FAQ
Nginx/Router
Q: What exactly is the function of Nginx within the application (reverse proxy, load balancer, etc.)? Or does load balancing happen one level higher within the VPN of the Platform.sh region (keyword Availability Zones)?
Nginx is used as a web server and the reverse proxy for PHP/FPM, so the actual Pimcore application.
There is no loadbalancing in case of a Grid project, as there is only 1 instance running at the same time for each containers.
Services
Q: What are the scaling options for the individual services ie MariaDB, within a Pimcore application? Which services can actually be scaled (e.g. multiple containers)? What exactly happens there?
Currently on Pimcore PaaS there is no option to have multiple instance of the same app container - horizontal scaling.
We can only give provide more resources via T-shirt sizing or with flexible resources - vertical scaling.
Take note that you need to respect your plan sizing and properly size all resources.
However, the underlying infrastructure is able to provide both vertical or horizontal scaling, this is exposed in Upsun, but not yet in Pimcore PaaS. We are also working on autoscaling support.

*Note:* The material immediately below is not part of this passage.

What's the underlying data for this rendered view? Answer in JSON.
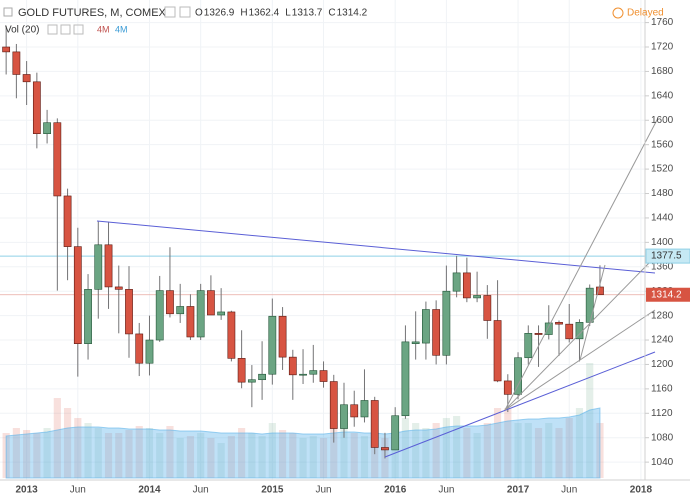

It should arrive at some point on Pimcore PaaS but so far we don't have any ETA.
PHP worker
Q: What are the PHP workers underneath the services for or what is their function?
Worker instances are well explained here https://docs.platform.sh/create-apps/workers.html#workers-vs-cron-jobs
In our use case, workers are handling message transports - message:consume
commands.
Mercure
Q: Is Mercure always installed/activated in a Pimcore PaaS application or only when Pimcore Direct Edit is used?
Mercure is available as a stand-alone app within the applications.yaml
and can be use as needed.
By default its commented out.
Redis
Q: Is there a reason that the sessions are stored in PDO instead of in Redis?
We have chosen the PDO as default session storage on PaaS because our Redis service is configured for the caching purpose with the following config:
configuration:
maxmemory_policy: volatile-lru
This has a risk of Redis kicking the active session, and hence the reason for using PDO as session storage.